Speculation is rife as to the possible causes of the storms.

A years-long weather experiment taking place in Dubai, ‘cloud seeding’, was initially blamed for the downpour. This stimulates rain by zapping clouds with water-attracting salt flares that make water vapour condense more easily. The droplets formed then turn into rain.

Cloud seeding was developed to increase rainfall in dry areas such as the UAE along with other countries such as the United States.

Scientists, however, have denied claims that cloud seeding caused the floods.

Diana Francis, Head of Environmental and Geophysical Sciences at Khalifa University in Abu Dhabi, told BBC that the rainfall had been caused by a large, slow-moving storm.

“When such intense and large-scale systems are forecast, cloud seeding, which is a costly process, is not performed because [there is] no need to seed such strong systems of regional scale.”

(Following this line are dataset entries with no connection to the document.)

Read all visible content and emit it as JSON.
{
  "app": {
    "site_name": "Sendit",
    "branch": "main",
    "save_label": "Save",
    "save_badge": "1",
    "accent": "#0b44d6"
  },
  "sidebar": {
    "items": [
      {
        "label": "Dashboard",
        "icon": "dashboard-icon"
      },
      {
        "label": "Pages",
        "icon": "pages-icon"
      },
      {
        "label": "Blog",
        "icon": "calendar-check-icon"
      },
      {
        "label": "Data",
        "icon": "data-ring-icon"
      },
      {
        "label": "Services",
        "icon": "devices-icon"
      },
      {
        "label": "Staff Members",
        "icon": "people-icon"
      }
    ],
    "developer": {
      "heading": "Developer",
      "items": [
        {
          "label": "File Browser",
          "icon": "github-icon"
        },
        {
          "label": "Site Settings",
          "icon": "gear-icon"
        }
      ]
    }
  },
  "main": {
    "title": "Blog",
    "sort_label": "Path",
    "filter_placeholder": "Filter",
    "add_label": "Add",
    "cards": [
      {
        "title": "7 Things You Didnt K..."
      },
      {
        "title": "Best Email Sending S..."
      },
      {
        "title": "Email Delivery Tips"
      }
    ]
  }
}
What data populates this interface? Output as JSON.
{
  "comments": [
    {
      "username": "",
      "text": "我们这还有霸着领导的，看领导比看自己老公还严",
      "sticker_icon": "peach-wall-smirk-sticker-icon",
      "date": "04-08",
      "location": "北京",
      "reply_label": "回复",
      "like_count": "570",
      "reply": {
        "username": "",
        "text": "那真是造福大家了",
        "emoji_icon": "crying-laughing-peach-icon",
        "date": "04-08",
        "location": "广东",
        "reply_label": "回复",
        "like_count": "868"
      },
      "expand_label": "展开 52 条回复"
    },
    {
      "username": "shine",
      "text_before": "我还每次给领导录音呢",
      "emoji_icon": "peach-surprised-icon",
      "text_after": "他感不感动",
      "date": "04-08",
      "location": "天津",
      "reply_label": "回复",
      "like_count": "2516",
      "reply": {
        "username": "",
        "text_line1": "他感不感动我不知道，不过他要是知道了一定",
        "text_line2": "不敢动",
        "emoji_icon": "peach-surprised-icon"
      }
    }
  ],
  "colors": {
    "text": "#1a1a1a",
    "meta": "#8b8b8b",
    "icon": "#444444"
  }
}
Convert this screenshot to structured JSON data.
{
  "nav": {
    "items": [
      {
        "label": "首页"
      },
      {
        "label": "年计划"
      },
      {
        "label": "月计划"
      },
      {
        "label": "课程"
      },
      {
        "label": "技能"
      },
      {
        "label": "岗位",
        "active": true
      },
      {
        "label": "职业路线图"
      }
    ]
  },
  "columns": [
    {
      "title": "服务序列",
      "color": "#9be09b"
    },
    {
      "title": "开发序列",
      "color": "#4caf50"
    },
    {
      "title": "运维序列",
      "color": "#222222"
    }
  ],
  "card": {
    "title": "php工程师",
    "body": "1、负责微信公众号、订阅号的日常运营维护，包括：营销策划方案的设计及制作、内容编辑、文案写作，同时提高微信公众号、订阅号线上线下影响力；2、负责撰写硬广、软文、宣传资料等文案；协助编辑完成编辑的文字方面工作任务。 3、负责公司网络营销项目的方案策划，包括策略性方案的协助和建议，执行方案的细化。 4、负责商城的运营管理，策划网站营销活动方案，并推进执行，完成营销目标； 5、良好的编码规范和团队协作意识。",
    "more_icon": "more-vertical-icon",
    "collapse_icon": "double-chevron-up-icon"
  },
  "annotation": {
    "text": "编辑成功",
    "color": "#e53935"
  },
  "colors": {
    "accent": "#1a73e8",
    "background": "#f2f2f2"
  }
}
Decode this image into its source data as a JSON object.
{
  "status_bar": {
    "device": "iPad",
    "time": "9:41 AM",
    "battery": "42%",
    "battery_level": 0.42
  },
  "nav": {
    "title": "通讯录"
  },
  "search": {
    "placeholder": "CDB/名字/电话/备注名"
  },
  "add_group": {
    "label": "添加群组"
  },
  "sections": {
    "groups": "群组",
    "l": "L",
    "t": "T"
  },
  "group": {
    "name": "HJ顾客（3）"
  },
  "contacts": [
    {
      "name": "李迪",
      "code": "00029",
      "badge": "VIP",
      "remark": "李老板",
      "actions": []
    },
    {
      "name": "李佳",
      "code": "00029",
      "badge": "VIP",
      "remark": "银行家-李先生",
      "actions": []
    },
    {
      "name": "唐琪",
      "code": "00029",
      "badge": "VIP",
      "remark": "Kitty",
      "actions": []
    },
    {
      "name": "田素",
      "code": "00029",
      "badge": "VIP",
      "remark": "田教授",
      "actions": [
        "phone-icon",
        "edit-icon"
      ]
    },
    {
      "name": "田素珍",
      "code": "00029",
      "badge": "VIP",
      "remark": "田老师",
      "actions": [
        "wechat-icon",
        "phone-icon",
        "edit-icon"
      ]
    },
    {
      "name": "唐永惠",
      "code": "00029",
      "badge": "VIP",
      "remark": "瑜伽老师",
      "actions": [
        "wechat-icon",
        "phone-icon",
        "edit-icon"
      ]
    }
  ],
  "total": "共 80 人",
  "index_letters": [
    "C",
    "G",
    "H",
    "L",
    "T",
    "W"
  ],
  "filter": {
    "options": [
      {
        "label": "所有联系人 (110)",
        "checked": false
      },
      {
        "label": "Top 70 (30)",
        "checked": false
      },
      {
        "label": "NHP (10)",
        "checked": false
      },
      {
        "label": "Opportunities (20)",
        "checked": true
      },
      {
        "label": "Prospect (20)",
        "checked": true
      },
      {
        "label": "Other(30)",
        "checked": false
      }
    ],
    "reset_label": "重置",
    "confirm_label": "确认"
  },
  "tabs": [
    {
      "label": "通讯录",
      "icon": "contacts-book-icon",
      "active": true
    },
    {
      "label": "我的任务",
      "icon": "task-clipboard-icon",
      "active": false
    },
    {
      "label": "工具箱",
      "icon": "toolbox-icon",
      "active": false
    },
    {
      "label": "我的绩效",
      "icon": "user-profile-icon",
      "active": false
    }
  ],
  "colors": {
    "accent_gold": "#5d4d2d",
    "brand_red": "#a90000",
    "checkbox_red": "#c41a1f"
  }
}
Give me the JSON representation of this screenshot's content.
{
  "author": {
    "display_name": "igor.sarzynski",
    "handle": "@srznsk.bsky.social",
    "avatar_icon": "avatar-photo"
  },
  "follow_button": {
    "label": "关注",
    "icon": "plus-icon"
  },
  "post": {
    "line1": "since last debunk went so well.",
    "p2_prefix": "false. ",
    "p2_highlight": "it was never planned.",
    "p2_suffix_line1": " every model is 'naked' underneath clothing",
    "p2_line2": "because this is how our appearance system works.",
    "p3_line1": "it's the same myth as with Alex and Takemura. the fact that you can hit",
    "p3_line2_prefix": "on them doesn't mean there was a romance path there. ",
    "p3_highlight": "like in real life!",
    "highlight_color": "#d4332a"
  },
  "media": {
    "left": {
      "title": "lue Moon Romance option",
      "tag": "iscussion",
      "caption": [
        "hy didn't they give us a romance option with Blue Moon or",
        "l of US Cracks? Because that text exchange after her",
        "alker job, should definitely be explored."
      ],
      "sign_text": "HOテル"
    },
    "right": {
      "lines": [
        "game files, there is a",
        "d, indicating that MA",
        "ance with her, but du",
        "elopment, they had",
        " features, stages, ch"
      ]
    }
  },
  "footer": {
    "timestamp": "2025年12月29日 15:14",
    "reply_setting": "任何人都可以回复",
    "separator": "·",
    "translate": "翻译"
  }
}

In addition, cloud seeding flights did not occur around April 14, when the storms broke.

Richard Washington, a Professor of Climate Science at the University of Oxford said the real cause of the storm was climate change.

“The interesting thing is that humans have a hard time coming to terms with the fact that 2 400 gigatonnes of carbon (our total emissions since pre-industrial times) might make a difference to the climate, but very readily get behind the idea of a few hygroscopic flares making 18 months’ worth of rain fall in a day,” Washington told The Conversation.

An assessment from the Intergovernmental Panel on Climate Change said global warming would increase the frequency and intensity of the storms in the Middle East region.